Nos trinta dias que se seguem à celebração do contrato, o tomador pode invocar quaisquer desconformidades que venha a detectar entre o texto da apólice e o acordado, ainda que apenas com base na sua memória. Em caso de divergência entre o tomador e o segurador sobre o conteúdo do contrato de seguro, as partes deverão fazer uso dos meios ao seu alcance para fazerem essa prova, sendo ainda de admitir a possibilidade de se concluir que afinal nenhum contrato chegou a ser celebrado, por ausência de um consenso entre as partes aquando da sua celebração.73 Antes de decorridos esses trinta dias, a apólice emitida pelo segurador não serve de meio de prova da declaração negocial do tomador, por não se tratar de um documento resultante da colaboração de ambas as partes, mas antes de um documento em que uma das partes – o segurador – reduz a escrito a sua leitura do acordado entre as partes. Aqui reside a importância da regra da consolidação. Esta é uma importante diferença entre os contratos celebrados por escrito assinado por ambas as partes, aos quais a regra da consolidação não tem aplicação, e os contratos só mais tarde reduzidos a escrito por uma das partes. Só aos primeiros se aplica na íntegra a regra geral do art. 393.º CC.

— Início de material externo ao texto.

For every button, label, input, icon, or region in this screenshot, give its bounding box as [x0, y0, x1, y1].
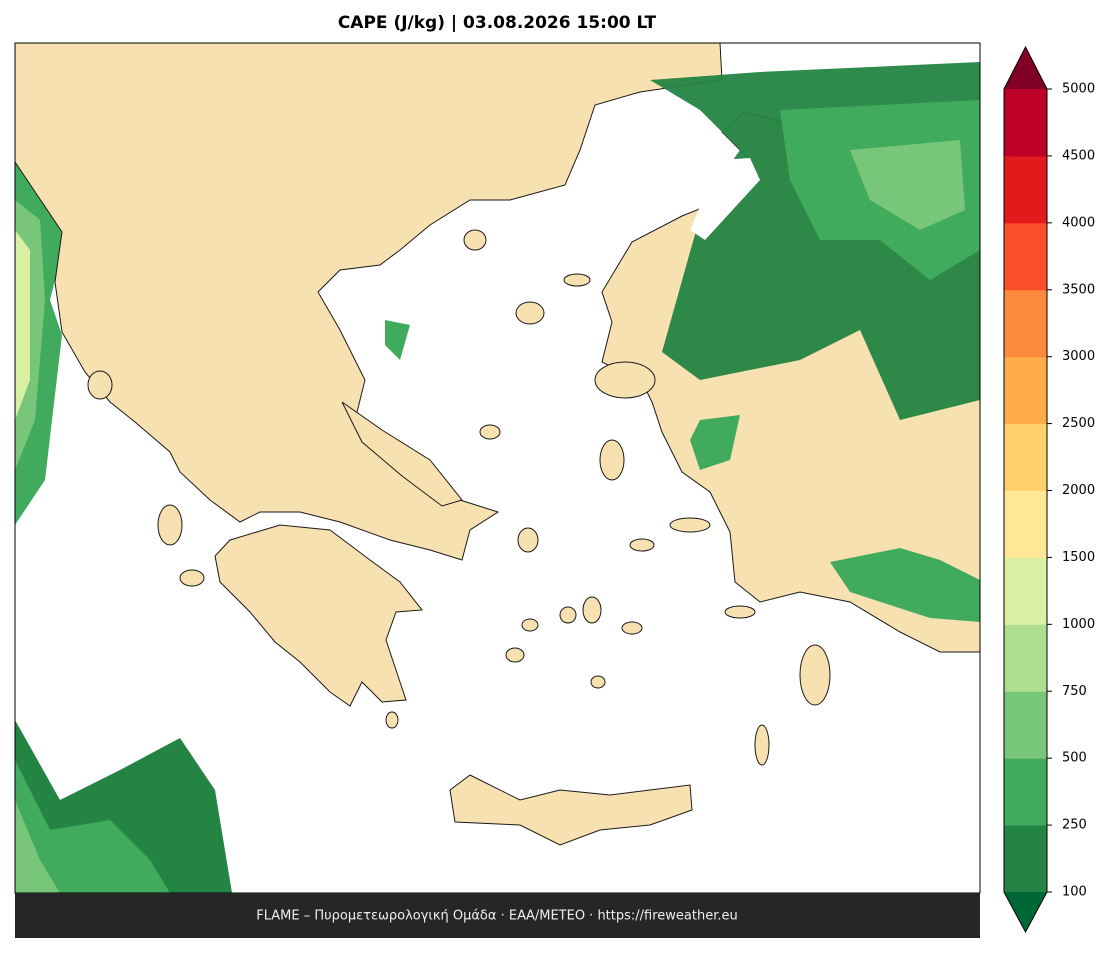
crete [449, 774, 693, 846]
colorbar-tick-label: 2000 [1062, 483, 1095, 498]
colorbar-segment [1004, 490, 1047, 558]
colorbar-segment [1004, 356, 1047, 425]
andros [517, 527, 539, 553]
cape-area [15, 230, 30, 420]
colorbar-tick-label: 2500 [1062, 416, 1095, 431]
footer-bar [15, 893, 980, 938]
corfu [87, 370, 113, 400]
cape-area [690, 415, 740, 470]
island [559, 606, 577, 624]
karpathos [754, 724, 770, 766]
colorbar-tick-label: 4000 [1062, 215, 1095, 230]
colorbar-segment [1004, 758, 1047, 826]
colorbar-tick-label: 1500 [1062, 550, 1095, 565]
kos [724, 605, 756, 619]
santorini [590, 675, 606, 689]
colorbar-tick-label: 3500 [1062, 282, 1095, 297]
lemnos [515, 301, 545, 325]
cape-area [830, 548, 980, 622]
cape-area [15, 800, 60, 893]
colorbar-tick-label: 4500 [1062, 148, 1095, 163]
colorbar-under-arrow [1004, 892, 1047, 932]
skyros [479, 424, 501, 440]
zakynthos [179, 569, 205, 587]
island [582, 596, 602, 624]
imbros [563, 273, 591, 287]
kefalonia [157, 504, 183, 546]
colorbar-tick-label: 1000 [1062, 617, 1095, 632]
colorbar-tick-label: 5000 [1062, 82, 1095, 97]
thasos [463, 229, 487, 251]
colorbar-segment [1004, 155, 1047, 224]
colorbar-segment [1004, 557, 1047, 625]
colorbar-segment [1004, 423, 1047, 491]
colorbar-segment [1004, 289, 1047, 358]
colorbar-segment [1004, 825, 1047, 893]
island [621, 621, 643, 635]
colorbar-segment [1004, 222, 1047, 291]
cape-area [15, 760, 170, 893]
marmara-sea [690, 158, 760, 240]
island [505, 647, 525, 663]
colorbar: 100 250 500 750 1000 1500 2000 2500 3000 3500 4000… [1003, 45, 1095, 934]
peloponnese [214, 524, 423, 707]
colorbar-tick-label: 100 [1062, 885, 1087, 900]
colorbar-tick-label: 750 [1062, 684, 1087, 699]
chios [599, 439, 625, 481]
colorbar-segment [1004, 624, 1047, 692]
colorbar-segment [1004, 691, 1047, 759]
cape-area [850, 140, 965, 230]
rhodes [799, 644, 831, 706]
map-panel [14, 42, 981, 894]
colorbar-tick-label: 250 [1062, 818, 1087, 833]
kythira [385, 711, 399, 729]
footer-credit: FLAME – Πυρομετεωρολογική Ομάδα · ΕΑΑ/ME… [256, 909, 738, 924]
map-title: CAPE (J/kg) | 03.08.2026 15:00 LT [338, 13, 657, 33]
samos [669, 517, 711, 533]
colorbar-segment [1004, 89, 1047, 157]
cape-area [385, 320, 410, 360]
colorbar-over-arrow [1004, 47, 1047, 89]
colorbar-tick-label: 3000 [1062, 349, 1095, 364]
ikaria [629, 538, 655, 552]
colorbar-tick-label: 500 [1062, 751, 1087, 766]
lesvos [594, 361, 656, 399]
balkans-land [15, 43, 723, 561]
island [521, 618, 539, 632]
evia [341, 401, 463, 507]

Com o decurso do prazo de trinta dias dá-se a consolidação do contrato, com o texto que consta da apólice. A partir desse momento, o tomador do seguro só pode invocar «divergências que resultem de documento escrito ou de outro suporte duradouro». Este regime corresponde a uma adaptação da regra geral do n.º 1 do art. 393.º CC. Esta foi pensada para os actos jurídicos sujeitos a forma escrita. Uma vez que os contratos de seguro são agora, indubitavelmente, consensuais, operando a exigência de redução a escrito em momento posterior, tornava-se necessário suspender, de certo modo, o funcionamento pleno desta regra probatória, que só faria sentido aplicar algum tempo depois da recepção da apólice pelo tomador do seguro.
A referência aos documentos escritos abrange, quer os instrumentos escritos em papel, quer os instrumentos escritos que constem de outro suporte duradouro, pelo que a referência final às divergências que resultem de «outro suporte duradouro» visa permitir o recurso a documentos não escritos tais como as gravações de voz ou de imagem e voz.
Não há contradição entre o disposto neste preceito e os arts. 4.º a 9.º da LCCG. De resto, em caso de conflito entre este e algum outro preceito de sentido diferente que conste da legislação sobre defesa do consumidor ou sobre contratos celebrados à distância, poderia surgir a dúvida sobre qual deles deveria prevalecer. A resposta a essa dúvida é-nos dada pela própria lei do contrato de seguro, nos termos da qual, em caso de conflito, devem prevalecer as disposições que constem de legislação sobre defesa do consumidor ou sobre contratos celebrados à distância.74
73 Cfr. o art. 232.º CC.
74 Art. 3.º LCS. Cfr. ainda o disposto no art. 19.º LCS.